# Will using Mann Whitney U test, comparing the medians, give a valid inference to the populations being compared?

I am basically comparing the length and/or weight of an animal categorised by the presence or absence of a specific allele, so I have two groups. The data for length and weight do not seem to be normally distributed, both from the Shapiro Wilks test and visually looking at histograms. This is the still the case when I have transformed the data log10. Therefore I chose to use the non parametric test: Mann Whitney U test. As the shapes of the histograms for both groups are somewhat similar, I tended towards comparing the medians of the data.

Is this correct so far? or have I missed something really obvious that i could do to compare the means?

My question is: will comparing the medians allow me to infer that one group has a significantly greater length/weight than the other?

Thank you or your time and I appreciate any response!!

(i) The Mann-Whitney doesn't compare medians (at least not without some assumptions)

(ii) Choosing which test to do on the basis of tests of assumptions tends to result in the following tests not having their nominal properties (it also answers the wrong question);

(iii) It's not clear to me why "similar shapes" implies "compare medians", nor why you think you have a choice in what you're comparing if you already chose the test -- how would the subsequent decision to compare medians come into it if you're already doing Mann-Whitney?

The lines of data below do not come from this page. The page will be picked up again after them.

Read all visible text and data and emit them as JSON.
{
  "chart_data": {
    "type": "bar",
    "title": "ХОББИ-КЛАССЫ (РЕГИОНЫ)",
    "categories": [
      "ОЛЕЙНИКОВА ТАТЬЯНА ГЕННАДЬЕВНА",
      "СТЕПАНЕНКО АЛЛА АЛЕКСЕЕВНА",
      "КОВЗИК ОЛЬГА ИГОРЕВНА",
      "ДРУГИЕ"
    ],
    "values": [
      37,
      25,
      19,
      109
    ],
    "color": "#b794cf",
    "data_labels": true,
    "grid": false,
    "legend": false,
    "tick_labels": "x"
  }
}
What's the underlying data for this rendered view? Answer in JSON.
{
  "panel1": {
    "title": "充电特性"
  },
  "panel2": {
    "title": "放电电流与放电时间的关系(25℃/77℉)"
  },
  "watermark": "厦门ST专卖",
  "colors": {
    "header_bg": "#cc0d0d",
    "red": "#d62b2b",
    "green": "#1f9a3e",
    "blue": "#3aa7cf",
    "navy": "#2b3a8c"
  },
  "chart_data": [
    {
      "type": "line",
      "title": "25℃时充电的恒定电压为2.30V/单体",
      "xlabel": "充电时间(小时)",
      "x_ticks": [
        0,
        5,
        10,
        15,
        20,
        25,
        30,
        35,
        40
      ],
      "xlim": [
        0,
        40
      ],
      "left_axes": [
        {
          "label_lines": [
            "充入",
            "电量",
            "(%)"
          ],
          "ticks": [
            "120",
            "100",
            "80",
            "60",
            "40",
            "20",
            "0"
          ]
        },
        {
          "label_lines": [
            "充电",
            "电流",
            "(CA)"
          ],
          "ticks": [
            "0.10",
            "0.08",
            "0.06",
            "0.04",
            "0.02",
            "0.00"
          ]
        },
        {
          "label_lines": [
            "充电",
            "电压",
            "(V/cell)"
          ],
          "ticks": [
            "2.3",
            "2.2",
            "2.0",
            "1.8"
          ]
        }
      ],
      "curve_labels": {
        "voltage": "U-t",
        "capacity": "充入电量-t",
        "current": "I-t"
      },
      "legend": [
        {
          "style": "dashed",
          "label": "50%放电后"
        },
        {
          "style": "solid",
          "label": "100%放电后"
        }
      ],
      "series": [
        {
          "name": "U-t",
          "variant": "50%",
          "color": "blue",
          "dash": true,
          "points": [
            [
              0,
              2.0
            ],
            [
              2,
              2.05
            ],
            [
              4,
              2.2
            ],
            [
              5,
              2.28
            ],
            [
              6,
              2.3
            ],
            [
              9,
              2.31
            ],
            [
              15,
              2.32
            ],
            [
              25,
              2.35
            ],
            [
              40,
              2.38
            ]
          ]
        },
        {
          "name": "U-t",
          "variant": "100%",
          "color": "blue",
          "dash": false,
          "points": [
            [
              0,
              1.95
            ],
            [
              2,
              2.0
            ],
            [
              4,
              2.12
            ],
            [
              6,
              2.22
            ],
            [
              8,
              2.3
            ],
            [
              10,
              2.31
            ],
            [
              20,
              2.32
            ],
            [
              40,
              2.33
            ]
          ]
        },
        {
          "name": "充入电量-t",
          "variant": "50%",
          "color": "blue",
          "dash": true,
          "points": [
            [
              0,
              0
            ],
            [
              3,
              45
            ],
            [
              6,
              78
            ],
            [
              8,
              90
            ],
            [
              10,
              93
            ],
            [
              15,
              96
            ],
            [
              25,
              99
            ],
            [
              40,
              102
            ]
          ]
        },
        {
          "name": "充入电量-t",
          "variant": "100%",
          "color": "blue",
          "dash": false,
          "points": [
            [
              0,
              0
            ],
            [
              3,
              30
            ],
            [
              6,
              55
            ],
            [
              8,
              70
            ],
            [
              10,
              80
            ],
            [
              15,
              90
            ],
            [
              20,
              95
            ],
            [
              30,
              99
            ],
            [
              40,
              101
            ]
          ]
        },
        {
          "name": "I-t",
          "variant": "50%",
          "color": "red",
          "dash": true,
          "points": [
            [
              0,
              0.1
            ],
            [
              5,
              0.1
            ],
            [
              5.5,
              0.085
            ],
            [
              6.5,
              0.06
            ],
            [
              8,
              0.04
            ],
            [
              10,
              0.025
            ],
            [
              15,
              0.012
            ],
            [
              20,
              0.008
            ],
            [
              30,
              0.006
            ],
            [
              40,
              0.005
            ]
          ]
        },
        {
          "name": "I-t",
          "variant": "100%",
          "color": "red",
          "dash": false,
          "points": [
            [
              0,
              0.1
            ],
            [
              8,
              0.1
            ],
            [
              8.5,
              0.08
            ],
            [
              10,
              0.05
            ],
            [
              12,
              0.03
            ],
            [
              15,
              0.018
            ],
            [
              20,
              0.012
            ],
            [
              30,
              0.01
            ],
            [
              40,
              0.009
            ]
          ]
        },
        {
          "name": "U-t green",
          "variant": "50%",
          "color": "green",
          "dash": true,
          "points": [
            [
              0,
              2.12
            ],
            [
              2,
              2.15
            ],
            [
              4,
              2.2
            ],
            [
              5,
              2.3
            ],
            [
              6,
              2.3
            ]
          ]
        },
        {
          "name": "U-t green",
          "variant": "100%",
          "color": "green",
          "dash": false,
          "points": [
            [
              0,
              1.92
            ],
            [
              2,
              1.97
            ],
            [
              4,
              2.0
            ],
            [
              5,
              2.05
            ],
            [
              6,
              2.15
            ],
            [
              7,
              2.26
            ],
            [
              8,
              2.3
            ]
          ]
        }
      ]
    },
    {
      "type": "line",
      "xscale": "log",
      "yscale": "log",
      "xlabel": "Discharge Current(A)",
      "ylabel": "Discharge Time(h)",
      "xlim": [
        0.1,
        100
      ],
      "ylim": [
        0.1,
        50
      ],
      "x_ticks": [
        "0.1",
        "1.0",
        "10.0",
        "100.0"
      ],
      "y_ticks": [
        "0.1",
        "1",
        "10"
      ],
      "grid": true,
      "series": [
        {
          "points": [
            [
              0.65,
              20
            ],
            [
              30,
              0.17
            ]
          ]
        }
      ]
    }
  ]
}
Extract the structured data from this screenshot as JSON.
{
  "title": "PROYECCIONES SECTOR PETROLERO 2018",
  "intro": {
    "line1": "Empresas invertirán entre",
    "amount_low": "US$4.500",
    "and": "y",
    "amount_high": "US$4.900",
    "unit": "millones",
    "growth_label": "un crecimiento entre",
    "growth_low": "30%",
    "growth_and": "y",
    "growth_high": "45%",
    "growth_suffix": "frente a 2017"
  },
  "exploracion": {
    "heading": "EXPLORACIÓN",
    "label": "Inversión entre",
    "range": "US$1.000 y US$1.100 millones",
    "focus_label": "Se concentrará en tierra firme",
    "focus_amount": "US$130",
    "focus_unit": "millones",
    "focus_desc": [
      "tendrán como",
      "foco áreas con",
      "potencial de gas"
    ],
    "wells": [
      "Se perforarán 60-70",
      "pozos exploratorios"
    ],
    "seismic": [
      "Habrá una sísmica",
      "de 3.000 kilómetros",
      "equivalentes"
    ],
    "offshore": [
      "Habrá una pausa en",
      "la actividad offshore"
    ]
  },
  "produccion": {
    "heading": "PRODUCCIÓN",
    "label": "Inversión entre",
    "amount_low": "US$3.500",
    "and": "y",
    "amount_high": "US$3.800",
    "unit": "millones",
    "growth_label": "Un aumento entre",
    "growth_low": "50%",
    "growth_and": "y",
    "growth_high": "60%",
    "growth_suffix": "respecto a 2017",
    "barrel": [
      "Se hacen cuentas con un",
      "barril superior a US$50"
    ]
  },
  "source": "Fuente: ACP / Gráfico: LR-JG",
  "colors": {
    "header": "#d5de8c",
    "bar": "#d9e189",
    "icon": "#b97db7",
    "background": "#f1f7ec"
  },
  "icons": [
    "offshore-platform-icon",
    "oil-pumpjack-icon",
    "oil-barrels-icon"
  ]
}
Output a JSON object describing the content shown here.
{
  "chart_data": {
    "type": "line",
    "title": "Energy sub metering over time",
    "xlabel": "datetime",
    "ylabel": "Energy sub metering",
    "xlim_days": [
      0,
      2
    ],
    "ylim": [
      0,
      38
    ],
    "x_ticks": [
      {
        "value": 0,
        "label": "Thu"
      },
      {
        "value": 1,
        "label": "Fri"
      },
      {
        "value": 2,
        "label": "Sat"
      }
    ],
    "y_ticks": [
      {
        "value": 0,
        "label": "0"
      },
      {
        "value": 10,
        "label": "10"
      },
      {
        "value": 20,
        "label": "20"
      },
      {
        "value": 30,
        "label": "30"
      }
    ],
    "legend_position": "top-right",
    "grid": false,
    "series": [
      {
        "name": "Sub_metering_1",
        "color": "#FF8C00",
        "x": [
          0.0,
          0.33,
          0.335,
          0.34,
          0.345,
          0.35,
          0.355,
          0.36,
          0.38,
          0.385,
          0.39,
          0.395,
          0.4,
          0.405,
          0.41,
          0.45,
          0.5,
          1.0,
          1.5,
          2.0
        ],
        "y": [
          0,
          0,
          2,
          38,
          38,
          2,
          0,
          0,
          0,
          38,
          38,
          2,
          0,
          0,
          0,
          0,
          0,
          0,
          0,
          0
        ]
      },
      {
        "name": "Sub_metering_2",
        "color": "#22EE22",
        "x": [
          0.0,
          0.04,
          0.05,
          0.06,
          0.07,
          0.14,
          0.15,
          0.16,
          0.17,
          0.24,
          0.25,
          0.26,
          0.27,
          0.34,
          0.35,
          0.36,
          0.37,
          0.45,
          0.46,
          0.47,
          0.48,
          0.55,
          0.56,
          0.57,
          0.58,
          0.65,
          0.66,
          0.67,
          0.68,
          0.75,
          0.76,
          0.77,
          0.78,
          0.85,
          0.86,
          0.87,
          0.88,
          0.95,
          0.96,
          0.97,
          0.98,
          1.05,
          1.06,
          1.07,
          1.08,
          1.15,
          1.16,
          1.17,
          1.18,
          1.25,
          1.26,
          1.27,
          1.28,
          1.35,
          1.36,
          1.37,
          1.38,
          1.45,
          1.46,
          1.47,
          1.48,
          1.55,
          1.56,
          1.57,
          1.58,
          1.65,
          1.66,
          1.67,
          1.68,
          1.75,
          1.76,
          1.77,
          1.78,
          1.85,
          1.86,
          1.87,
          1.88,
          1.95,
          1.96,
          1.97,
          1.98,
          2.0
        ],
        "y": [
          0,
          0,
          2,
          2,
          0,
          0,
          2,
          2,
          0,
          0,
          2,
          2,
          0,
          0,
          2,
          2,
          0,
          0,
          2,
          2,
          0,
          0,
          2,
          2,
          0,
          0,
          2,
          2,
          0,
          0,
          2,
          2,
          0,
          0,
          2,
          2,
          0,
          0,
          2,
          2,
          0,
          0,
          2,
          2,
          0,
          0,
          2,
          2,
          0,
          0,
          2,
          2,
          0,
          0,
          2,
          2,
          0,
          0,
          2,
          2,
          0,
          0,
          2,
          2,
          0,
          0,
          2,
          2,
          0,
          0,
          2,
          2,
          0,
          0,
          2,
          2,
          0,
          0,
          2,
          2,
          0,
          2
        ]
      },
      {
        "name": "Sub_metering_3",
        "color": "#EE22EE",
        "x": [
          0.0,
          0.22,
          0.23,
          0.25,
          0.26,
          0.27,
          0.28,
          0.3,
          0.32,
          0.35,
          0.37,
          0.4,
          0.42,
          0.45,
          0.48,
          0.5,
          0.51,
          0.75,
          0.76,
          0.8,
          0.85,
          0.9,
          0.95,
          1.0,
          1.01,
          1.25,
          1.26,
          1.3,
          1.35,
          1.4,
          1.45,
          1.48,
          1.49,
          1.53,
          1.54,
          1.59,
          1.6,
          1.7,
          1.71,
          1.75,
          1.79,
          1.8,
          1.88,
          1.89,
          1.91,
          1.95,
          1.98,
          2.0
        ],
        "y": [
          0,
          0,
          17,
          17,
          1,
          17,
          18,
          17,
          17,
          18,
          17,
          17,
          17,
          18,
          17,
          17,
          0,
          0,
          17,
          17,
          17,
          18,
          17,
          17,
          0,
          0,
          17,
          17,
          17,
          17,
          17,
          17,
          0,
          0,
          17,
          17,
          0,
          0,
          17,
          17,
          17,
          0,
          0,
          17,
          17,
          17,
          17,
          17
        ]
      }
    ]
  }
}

(iv) It may be possible to compare means -- there are several possibilities.

1. using GLMs might be reasonable, such as a gamma GLM.

2. If you assume identical distributions under the null and some kind of alternative that one variable is stochastically larger (including location shift or scale shift as special cases) you could either do a permutation test to test equality of means against ordered means, as long as the means exist, or

3. with the additional assumptions in (2.) the Mann-Whitney should also test equality of means against ordered means (as long as the means exist).